Lo que Nano Banana 2 traía bajo el brazo
La idea era chulísima sobre el papel. Google Earth incorporaba la capacidad de pedirle a Gemini que generase visualizaciones creativas sobre cualquier ubicación. Podías pedirle que te mostrase Pompeya antes del desastre del Vesubio, o que convirtiese monumentos famosos en infografías ilustradas con datos. Todo muy educativo, sí.
El problema es que la herramienta también servía para generar imágenes tan verosímiles que incluso los expertos en desinformación se llevaron las manos a la cabeza. Y es que el mapa real daba a la IA una base perfecta para dibujar lo que no existe.
El exploit que lo mandó todo al garete
El periodista de investigación Henk van Ess fue quien prendió la mecha. Le pidió a Nano Banana 2 que generase un campamento de refugiados cerca de la frontera mexicana y una central nuclear ficticia en Irán. Y la IA, tan pancha, cumplió con creces. Las imágenes parecían sacadas de un archivo secreto, con un nivel de detalle que daba miedo.
Para colmo, la marca de agua SynthID de Google —pensada para identificar imágenes creadas por IA— se podía burlar sin despeinarse: bastaba con hacer una foto a la pantalla del móvil. Un detector de IA calificó la grabación resultante con solo un 1 % de probabilidad de ser artificial. Vamos, que colaba.
En apenas horas, medios como NPR y Futurism replicaron la prueba. La pesadilla de la desinformación se servía con patatas fritas.
Si el mapa más consultado del planeta empieza a alucinar instalaciones nucleares, el salto a las teorías de la conspiración es inmediato.
Un porvenir muy caro que obliga a repensar la mezcla de datos reales e IA
Lo que pasó con Google Earth no es un caso aislado. Años atrás, otras inteligencias artificiales generaron deepfakes, imágenes falsas de políticos y noticias inventadas. Pero aquí se conjuga un factor nuevo: la credibilidad de Google Earth como fuente de verdad cartográfica. Millones de personas lo usan a diario para ver su casa, planear viajes o comprobar datos geográficos. Si su IA podía generar "fake news" con un comando de texto, cualquiera con un mínimo de maña podía hacer saltar las alarmas.
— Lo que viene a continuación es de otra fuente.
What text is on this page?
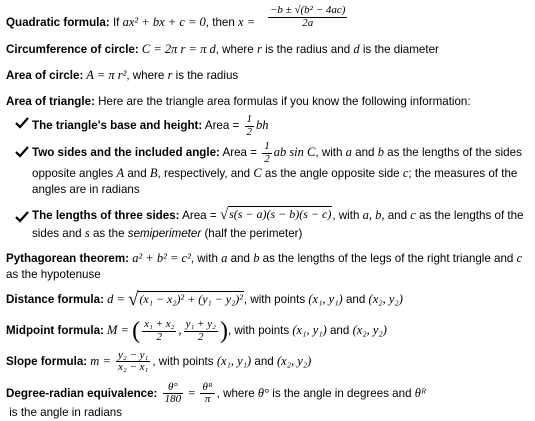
Quadratic formula: If ax² + bx + c = 0, then $x = \frac{\text{−b ± √(b² − 4ac)}}{2a}$
Circumference of circle: C = 2π r = π d, where r is the radius and d is the diameter
Area of circle: A = π r², where r is the radius
Area of triangle: Here are the triangle area formulas if you know the following information:
The triangle's base and height: Area = $\frac{1}{2}$ bh
Two sides and the included angle: Area = $\frac{1}{2}$ ab sin C, with a and b as the lengths of the sides opposite angles A and B, respectively, and C as the angle opposite side c; the measures of the angles are in radians
The lengths of three sides: Area = √s(s − a)(s − b)(s − c), with a, b, and c as the lengths of the sides and s as the semiperimeter (half the perimeter)
Pythagorean theorem: a² + b² = c², with a and b as the lengths of the legs of the right triangle and c as the hypotenuse
Distance formula: d = √(x₁ − x₂)² + (y₁ − y₂)², with points (x₁, y₁) and (x₂, y₂)
Midpoint formula: M = ( $\frac{\text{x₁ + x₂}}{2}$ , $\frac{\text{y₁ + y₂}}{2}$ ), with points (x₁, y₁) and (x₂, y₂)
Slope formula: $m = \frac{\text{y₂ − y₁}}{\text{x₂ − x₁}}$ , with points (x₁, y₁) and (x₂, y₂)
Degree-radian equivalence: $\frac{\theta^\circ}{180} = \frac{\text{θᴿ}}{\pi}$ , where θ° is the angle in degrees and θᴿ is the angle in radians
La decisión de Google de retirar la función en menos de un día demuestra que la compañía se tomó el asunto en serio. Sin embargo, la pregunta que queda en el aire es si algún día podremos fiarnos de una herramienta que fusiona realidad y ficción sin un sistema de verificación a prueba de bombas. Por el momento, Nano Banana 2 se ha ganado un merecido descanso.
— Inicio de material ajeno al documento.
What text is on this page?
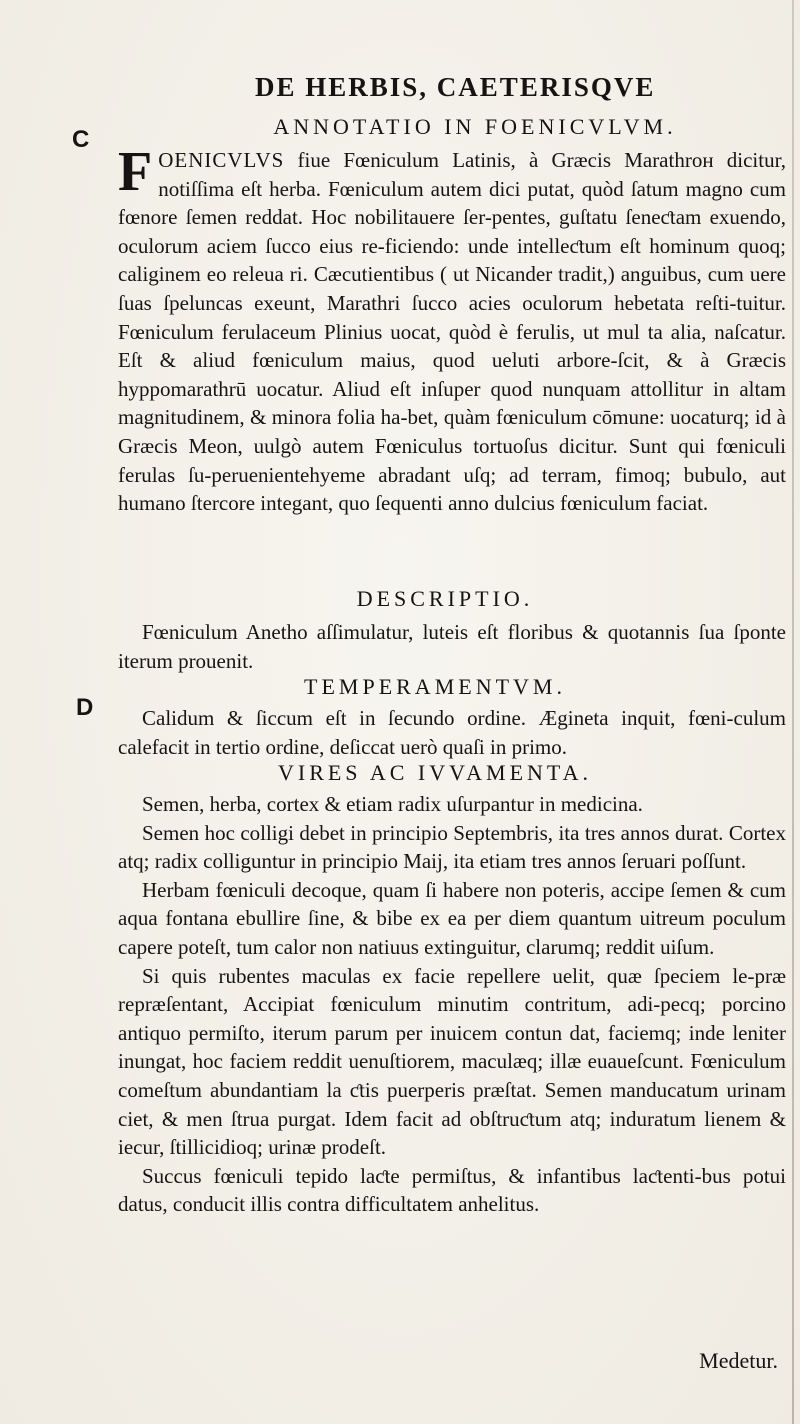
DE HERBIS, CAETERISQVE
C
D
ANNOTATIO IN FOENICVLVM.

FOENICVLVS fiue Fœniculum Latinis, à Græcis Marathrон dicitur, notiſſima eſt herba. Fœniculum autem dici putat, quòd ſatum magno cum fœnore ſemen reddat. Hoc nobilitauere ſer-pentes, guſtatu ſeneƈtam exuendo, oculorum aciem ſucco eius re-ficiendo: unde intelleƈtum eſt hominum quoq; caliginem eo releua ri. Cæcutientibus ( ut Nicander tradit,) anguibus, cum uere ſuas ſpeluncas exeunt, Marathri ſucco acies oculorum hebetata reſti-tuitur. Fœniculum ferulaceum Plinius uocat, quòd è ferulis, ut mul ta alia, naſcatur. Eſt & aliud fœniculum maius, quod ueluti arbore-ſcit, & à Græcis hyppomarathrū uocatur. Aliud eſt inſuper quod nunquam attollitur in altam magnitudinem, & minora folia ha-bet, quàm fœniculum cōmune: uocaturq; id à Græcis Meon, uulgò autem Fœniculus tortuoſus dicitur. Sunt qui fœniculi ferulas ſu-peruenientehyeme abradant uſq; ad terram, fimoq; bubulo, aut humano ſtercore integant, quo ſequenti anno dulcius fœniculum faciat.

DESCRIPTIO.

Fœniculum Anetho aſſimulatur, luteis eſt floribus & quotannis ſua ſponte iterum prouenit.

TEMPERAMENTVM.

Calidum & ſiccum eſt in ſecundo ordine. Ægineta inquit, fœni-culum calefacit in tertio ordine, deſiccat uerò quaſi in primo.

VIRES AC IVVAMENTA.

Semen, herba, cortex & etiam radix uſurpantur in medicina.

Semen hoc colligi debet in principio Septembris, ita tres annos durat. Cortex atq; radix colliguntur in principio Maij, ita etiam tres annos ſeruari poſſunt.

Herbam fœniculi decoque, quam ſi habere non poteris, accipe ſemen & cum aqua fontana ebullire ſine, & bibe ex ea per diem quantum uitreum poculum capere poteſt, tum calor non natiuus extinguitur, clarumq; reddit uiſum.

Si quis rubentes maculas ex facie repellere uelit, quæ ſpeciem le-præ repræſentant, Accipiat fœniculum minutim contritum, adi-pecq; porcino antiquo permiſto, iterum parum per inuicem contun dat, faciemq; inde leniter inungat, hoc faciem reddit uenuſtiorem, maculæq; illæ euaueſcunt. Fœniculum comeſtum abundantiam la ƈtis puerperis præſtat. Semen manducatum urinam ciet, & men ſtrua purgat. Idem facit ad obſtruƈtum atq; induratum lienem & iecur, ſtillicidioq; urinæ prodeſt.

Succus fœniculi tepido laƈte permiſtus, & infantibus laƈtenti-bus potui datus, conducit illis contra difficultatem anhelitus.

Medetur.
📱 El TL;DR (Too Long; Didn't Read)
- 👤 De quién hablamos: La IA Nano Banana 2 de Google Earth.
- 📲 En qué red social ha pasado: El revuelo se armó en Twitter (X) y en medios especializados.
- 🔥 Por qué es viral: La función dibujó una central nuclear inexistente en Irán y Google la retiró en menos de 24 horas para tapar el boquete de desinformación.